Снова ночь ощерилась чёрными изломанными зубами обгоревших домов. Ветер гулял из окна в окно, стёкол давно нет, снег лежит на подоконниках, дикие животные встревоженно поднимают головы, заслышав шаги и речь разумных. С весны тут никто не жил. И не понять, проходили ли здесь войска, всё занесло снегом, снег занесёт и их следы… В мёртвом городе застал их рассвет, и было решено, хоть снег и стих, не искушать судьбу, дать отдых усталым ногам и отогреться.

– Хоть один добрый, живой огонь разведём здесь. Ненадолго, естественно, но как обещание… Вернутся жители – кто живы, конечно… Ох, не для всех домов теперь найдутся жители! Ох, сколько домов осиротело! Сколько костей поглотили болота Второй земли, сколько поглотило море…

Засыпали под горестный шёпот заброшенного, неухоженного сада, повторявшего, верно, всё то же – не вернутся, не вернутся… Первым из всех Бул-Була сосчитал, сколько подданных в его владении – так много, оказалось, три миллиарда… Конечно, думали тогда многие, что ж ему, да и малым правителям до него, было жалеть, если тысячи-другой не станет – убыли-то и не заметно особо. Но иномирцев ведь, говорят, кого 5, а кого и 10 миллиардов – где-то помещаются все…

– Я рождён оружием огромной, разрушительной силы. Оружием, уже не нужным ни для чего, просто след тысячелетней, законченной наконец войны. Лита оставила мне всё, что могла, все программы, все способности. Кроме одного, самого главного ответа – как остановить смерть… И никто в этой вселенной не может дать мне этот ответ. Они не боги, они просто свет… Просто свет. А бога, который слышал бы молитвы и исполнял самое сильное, самое заветное желание, в этом мире нет.

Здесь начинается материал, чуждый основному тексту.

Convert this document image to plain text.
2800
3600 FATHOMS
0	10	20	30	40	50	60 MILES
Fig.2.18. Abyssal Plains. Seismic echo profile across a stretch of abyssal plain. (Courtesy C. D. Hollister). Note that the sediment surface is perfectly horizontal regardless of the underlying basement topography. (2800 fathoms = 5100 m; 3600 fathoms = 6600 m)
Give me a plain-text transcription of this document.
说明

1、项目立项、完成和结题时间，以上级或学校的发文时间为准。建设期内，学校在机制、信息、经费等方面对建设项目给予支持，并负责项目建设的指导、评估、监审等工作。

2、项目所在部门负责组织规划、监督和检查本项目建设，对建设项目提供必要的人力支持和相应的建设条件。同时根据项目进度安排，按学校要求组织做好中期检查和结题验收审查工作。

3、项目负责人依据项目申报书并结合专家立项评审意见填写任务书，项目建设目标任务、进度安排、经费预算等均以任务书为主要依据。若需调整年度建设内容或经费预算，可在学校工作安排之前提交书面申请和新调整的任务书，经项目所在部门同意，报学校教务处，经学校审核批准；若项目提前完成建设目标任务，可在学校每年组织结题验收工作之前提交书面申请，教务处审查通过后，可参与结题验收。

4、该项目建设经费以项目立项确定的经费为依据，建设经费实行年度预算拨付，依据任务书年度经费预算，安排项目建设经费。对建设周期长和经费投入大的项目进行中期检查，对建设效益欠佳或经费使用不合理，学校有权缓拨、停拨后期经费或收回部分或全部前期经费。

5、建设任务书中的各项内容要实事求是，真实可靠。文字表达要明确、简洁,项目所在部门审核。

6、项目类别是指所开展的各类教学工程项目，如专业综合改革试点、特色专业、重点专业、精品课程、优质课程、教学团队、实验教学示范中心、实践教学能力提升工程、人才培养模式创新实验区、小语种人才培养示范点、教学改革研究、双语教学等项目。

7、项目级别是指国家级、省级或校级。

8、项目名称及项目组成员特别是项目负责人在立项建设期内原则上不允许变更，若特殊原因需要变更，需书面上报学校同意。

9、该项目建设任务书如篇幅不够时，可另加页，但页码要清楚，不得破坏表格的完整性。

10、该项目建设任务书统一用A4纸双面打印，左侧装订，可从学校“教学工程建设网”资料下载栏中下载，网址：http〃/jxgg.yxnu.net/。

– Те, кого мы любим, всегда уходят слишком рано. Это Джек сказал, о своей матери… Разве даже тысяча лет будет – мало? Виргиния говорила, последние месяцы жизни его отца были мукой для всей семьи. Он не хотел провести их в больнице, и дома пахло лекарствами, стояли стойки капельниц, и мать просыпалась от каждого его стона. Его смерть была освобождением, для него и семьи – ведь надежды на выздоровлением не могло быть… И всё же в день, когда Виргиния узнала, что отец умер… Даже зная, что это произойдёт со дня на день, не легче потом – солнце сменяет луну, а запах лекарств ещё держится, стоит эта капельница, которую так никто и не убрал, и всякие его вещи, которые он больше не попросит принести, и никаких стонов по ночам, этого человека больше нет, совсем, навсегда нет, никогда уже не будет…

– Хорошо, что я вижу сейчас вокруг – Бриму. Чужой, странный мир, как сон. Я не смог бы знать, как хрустальный замок, где ещё отражается от стен его дыхание, остался стоять, не разлетелся на тысячу осколков…

Вышли в путь на закате, шли за солнцем, весело переговаривались – ну, есть ведь и хорошее в ночных перемещениях, днём пеший отряд заметнее, уязвимее… Ещё один город прошли – увидели на подступах несколько брошенных машин. Не заводятся, видать, в бою выведены из строя. Ну да, бросил бы кто в здравом уме работающее что-то… Не понять, давно ли бросили – снежные наносы где до середины колеса, где и не видать совсем. Алая закатная полоса и бледнела, угасала вроде бы, и дразнила – как можно больше пройти, да если честно, на что тут надеяться, кроме как на собственные ноги? Конечно, пришельцам тяжелее – бримские ночи для них тёмные. А бреммейрам не понять, как это – когда есть два солнца, дневное и ночное? Побывать бы там, своими глазами увидеть эту сказочную картину, показанную маленьким пришельцем.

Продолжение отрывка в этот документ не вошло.